Evolution has endowed inhabitants of hot climates with tall, thin physiques and long limbs, which afford more surface area for cooling. Inuit well-adapted to cool climates have shorter limbs and more rotund stature with the capacity to store more insulating layers of subcutaneous fat.
The shape of your nose may be a clue to the climactic adaptation of your forebears. Populations in hot, arid climates evolved narrower, taller nasal passages. This aids in warming and humidifying inhaled air but is also structured to recover moisture during exhalation. Alternatively, broad and flat noses facilitate heat exchange, like the Breathe-Right nasal strips that some athletes favor.
Who’s more at risk?
There are several categories of medication that impair our heat tolerance: they can accentuate dehydration, like diuretics; boost internal temperature like stimulants and overzealous thyroid replacement; impair sweating, like bladder medications, beta blockers and antihistamines; or affect heat regulation by the brain’s hypothalamus, like antidepressants and antipsychotics.
Add to that the effects of deconditioning, aging, and overweight and you’ve got a perfect storm for the vulnerable elderly.
Why then has our culture enshrined “No sweat!” as a virtue? Not to mention our slathering on of chemical antiperspirants to stultify our sweat glands?

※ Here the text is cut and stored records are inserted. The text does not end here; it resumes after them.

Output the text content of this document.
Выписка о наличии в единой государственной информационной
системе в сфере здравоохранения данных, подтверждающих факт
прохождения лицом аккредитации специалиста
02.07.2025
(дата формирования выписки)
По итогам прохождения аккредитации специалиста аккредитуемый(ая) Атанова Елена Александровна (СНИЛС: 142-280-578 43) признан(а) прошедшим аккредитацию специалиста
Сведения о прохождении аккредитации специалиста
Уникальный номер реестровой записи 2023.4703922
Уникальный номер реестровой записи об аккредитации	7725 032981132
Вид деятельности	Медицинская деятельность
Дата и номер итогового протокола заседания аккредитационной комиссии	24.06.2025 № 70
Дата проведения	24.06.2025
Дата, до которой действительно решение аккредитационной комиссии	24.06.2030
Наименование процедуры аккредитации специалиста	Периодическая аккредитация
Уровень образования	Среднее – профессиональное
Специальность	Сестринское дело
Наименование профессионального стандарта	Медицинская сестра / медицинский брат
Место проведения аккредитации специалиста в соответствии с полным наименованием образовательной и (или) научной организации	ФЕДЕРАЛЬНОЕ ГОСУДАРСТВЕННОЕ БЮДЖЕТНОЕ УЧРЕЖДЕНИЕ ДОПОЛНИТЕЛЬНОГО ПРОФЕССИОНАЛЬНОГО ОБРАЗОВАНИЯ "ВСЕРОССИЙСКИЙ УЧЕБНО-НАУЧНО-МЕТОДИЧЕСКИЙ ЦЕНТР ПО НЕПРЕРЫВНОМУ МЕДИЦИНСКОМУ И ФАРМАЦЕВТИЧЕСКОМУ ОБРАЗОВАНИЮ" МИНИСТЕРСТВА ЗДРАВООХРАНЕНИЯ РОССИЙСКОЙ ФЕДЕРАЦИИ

Embrace the heat—or get out of Dodge
When it comes to your body’s innate air conditioning system, it’s “Use it, or lose it!” Regular sauna bathing accustoms the body to extremes of heat and revitalizes your capacity to perspire. So, too, do intense bouts of exercise. Therefore, paradoxically, embrace opportunities to break a sweat to enable yourself to better resist heat.
Pro-Tip: Spicy food induces sweating, so reach for the hot sauce, and fight fire with fire, as do many denizens of hot climes.
My solution: I’ll be foregoing that summer vacation to sweltering Europe and head instead to Iceland and Greenland for a refreshing late August North Atlantic cruise!